Il 6 settembre Teodoro sogna di andare a trovare la Madonna, la quale lo attendeva in una stradetta piena di spine. Durante questo sogno la Madonna lo invita a costruirle, una chiesa: “Figlio mio, ho tanto freddo, coprimi!”, dice proprio così .
Ed eccoci al grande appuntamento, avvenuto a mezzanotte del 7 Settembre 1962. Esso costituisce il nucleo centrale di tutta la vicenda.
Il 5 novembre il muro torna a illuminarsi per la sesta volta. E’ questa l’illuminazione più importante, dura cinque minuti primi. Il fenomeno è visibile a tutte le persone presenti.

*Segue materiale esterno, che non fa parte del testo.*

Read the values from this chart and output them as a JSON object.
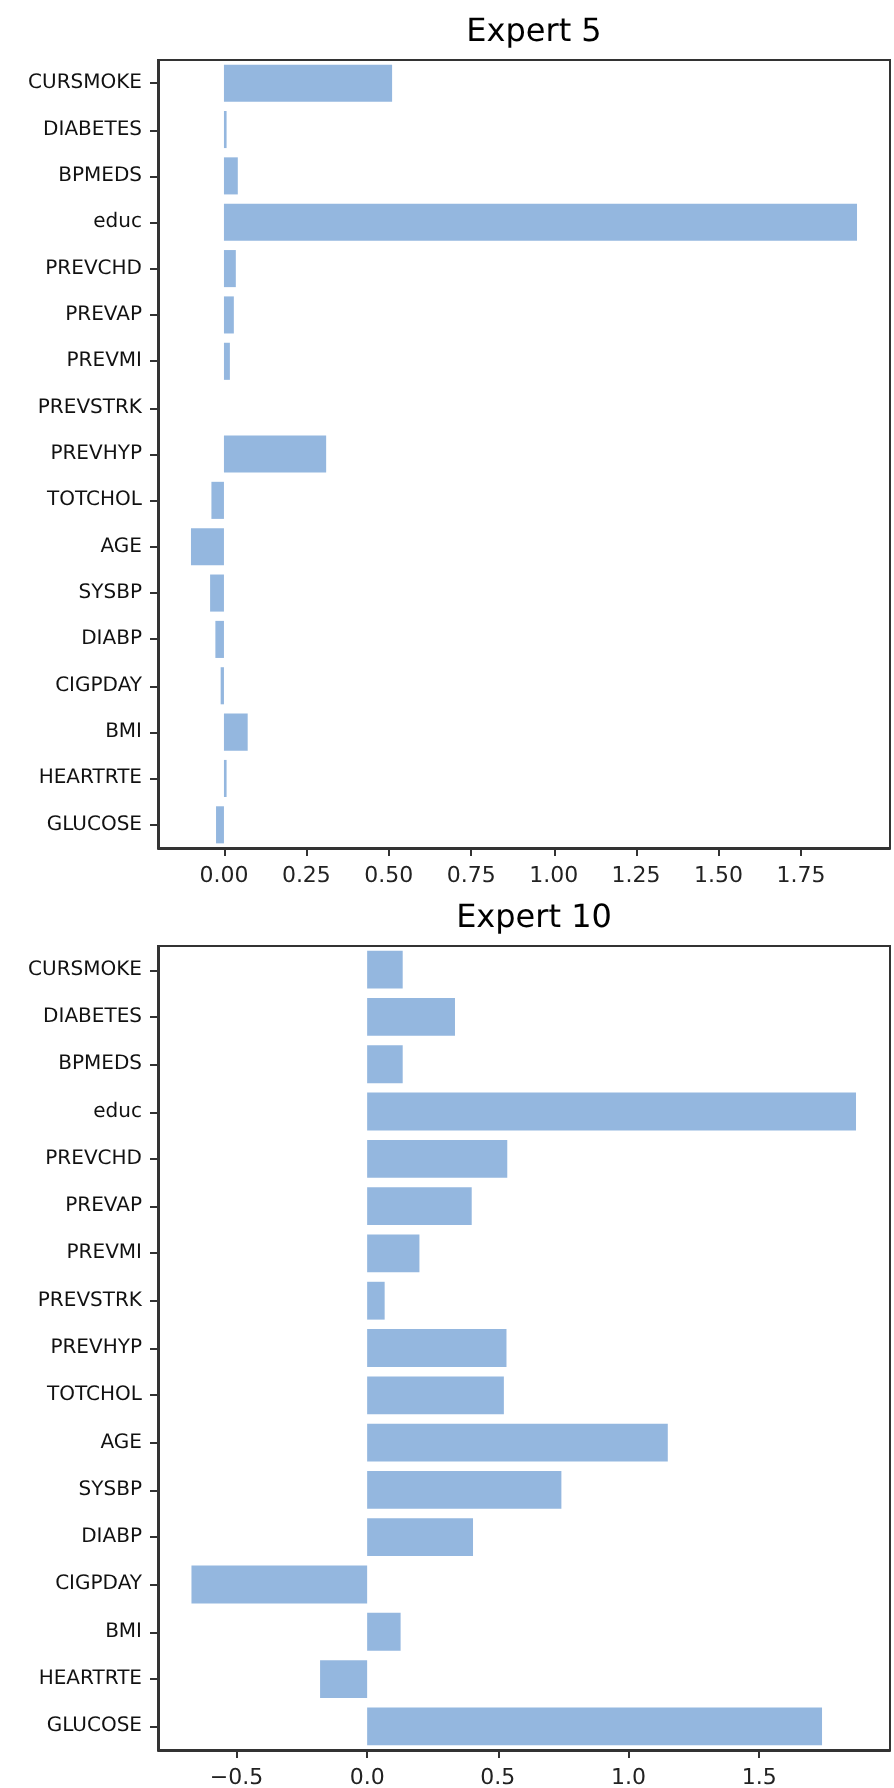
{
  "chart_data": [
    {
      "type": "bar",
      "orientation": "horizontal",
      "title": "Expert 5",
      "categories": [
        "CURSMOKE",
        "DIABETES",
        "BPMEDS",
        "educ",
        "PREVCHD",
        "PREVAP",
        "PREVMI",
        "PREVSTRK",
        "PREVHYP",
        "TOTCHOL",
        "AGE",
        "SYSBP",
        "DIABP",
        "CIGPDAY",
        "BMI",
        "HEARTRTE",
        "GLUCOSE"
      ],
      "values": [
        0.51,
        0.008,
        0.042,
        1.92,
        0.036,
        0.03,
        0.018,
        0,
        0.31,
        -0.038,
        -0.1,
        -0.042,
        -0.026,
        -0.01,
        0.072,
        0.008,
        -0.024
      ],
      "color": "#94b7df",
      "xlim": [
        -0.2,
        2.02
      ],
      "xticks": [
        {
          "value": 0,
          "label": "0.00"
        },
        {
          "value": 0.25,
          "label": "0.25"
        },
        {
          "value": 0.5,
          "label": "0.50"
        },
        {
          "value": 0.75,
          "label": "0.75"
        },
        {
          "value": 1,
          "label": "1.00"
        },
        {
          "value": 1.25,
          "label": "1.25"
        },
        {
          "value": 1.5,
          "label": "1.50"
        },
        {
          "value": 1.75,
          "label": "1.75"
        }
      ],
      "grid": false
    },
    {
      "type": "bar",
      "orientation": "horizontal",
      "title": "Expert 10",
      "categories": [
        "CURSMOKE",
        "DIABETES",
        "BPMEDS",
        "educ",
        "PREVCHD",
        "PREVAP",
        "PREVMI",
        "PREVSTRK",
        "PREVHYP",
        "TOTCHOL",
        "AGE",
        "SYSBP",
        "DIABP",
        "CIGPDAY",
        "BMI",
        "HEARTRTE",
        "GLUCOSE"
      ],
      "values": [
        0.136,
        0.336,
        0.136,
        1.87,
        0.536,
        0.4,
        0.2,
        0.067,
        0.533,
        0.523,
        1.15,
        0.743,
        0.405,
        -0.672,
        0.128,
        -0.18,
        1.74
      ],
      "color": "#94b7df",
      "xlim": [
        -0.8,
        2.0
      ],
      "xticks": [
        {
          "value": -0.5,
          "label": "−0.5"
        },
        {
          "value": 0,
          "label": "0.0"
        },
        {
          "value": 0.5,
          "label": "0.5"
        },
        {
          "value": 1,
          "label": "1.0"
        },
        {
          "value": 1.5,
          "label": "1.5"
        }
      ],
      "grid": false
    }
  ]
}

Intanto Teodoro che è rimasto in ginocchio, presso l’affresco, ode distintamente queste parole: “Ciò che tu vedi, gli altri non potranno vedere. Cerca l’acqua mia e la troverai”.
E finalmente, il 21 novembre 1962, dopo tante ricerche, tra fango e pantano, Teodoro trova l’acqua. Vengono alla luce non una, bensì quattro polle di acqua.
E’ acqua sorgiva che, liberata da detriti, sassi e canne, proprio in quella zona paludosa appare limpida.
Teodoro si mette in ginocchio, prende l’acqua con le due mani, ringrazia la Madonna, si lava il viso e la beve.
Da quel giorno molti fedeli raggiungono Jaddico per prendere l’acqua e portarla agli ammalati. Tanti ricevono grazie per intercessione di Maria.
La data del 27 maggio 1963, è quella dell’ultimo appuntamento visibile con la Madonna, l’ultima illuminazione. Sono presenti 70 e più persone.
Terminata la recita del Santo Rosario, all’interno del rustico dell’erigenda chiesa , le persone si spostano tutte sulla strada, per le ultime preghiere, prima di prendere la via del ritorno. Recitano le 15 Ave Maria, (all’epoca erano 15 i misteri del rosario – n.d.a.), il Padre Nostro, il Gloria, il Credo e la Salve Regina e stanno per concludere con l’invocazione: “O Maria concepita senza peccato, pregate per noi che ricorriamo a voi!”, quando nel buio si sente un grido: “Ecco la Madonna!”.
Questa volta non è la voce di Teodoro a farsi sentire, ma quella di una ragazza sordomuta, che nel pianto indica il quadro della Madonna che in quel momento si illumina.

IL SANTUARIO

E’ ormai convinzione di moltissimi fedeli e pellegrini del Santuario di Jaddico che la Madre di Dio, venerata in questo luogo davanti alla sua sacra immagine, che stava per essere completamente distrutta, abbia ricevuto da nostro Signore un incarico particolare, quello di proteggere tutti quelli che vengono a presentarle le proprie necessità.
Il Santuario è luogo di raccoglimento e di preghiera. E’ aperto giorno e notte. Chi entra percepisce una straordinaria sensazione di pace e di serenità, che lo spinge a tornare. Le grazie più grandi sono quelle interiori.
Molte conversioni avvengono grazie all’intercessione di Maria che con amore materno, discreto e delicato, riporta a Gesù chi da Lui si era allontanato.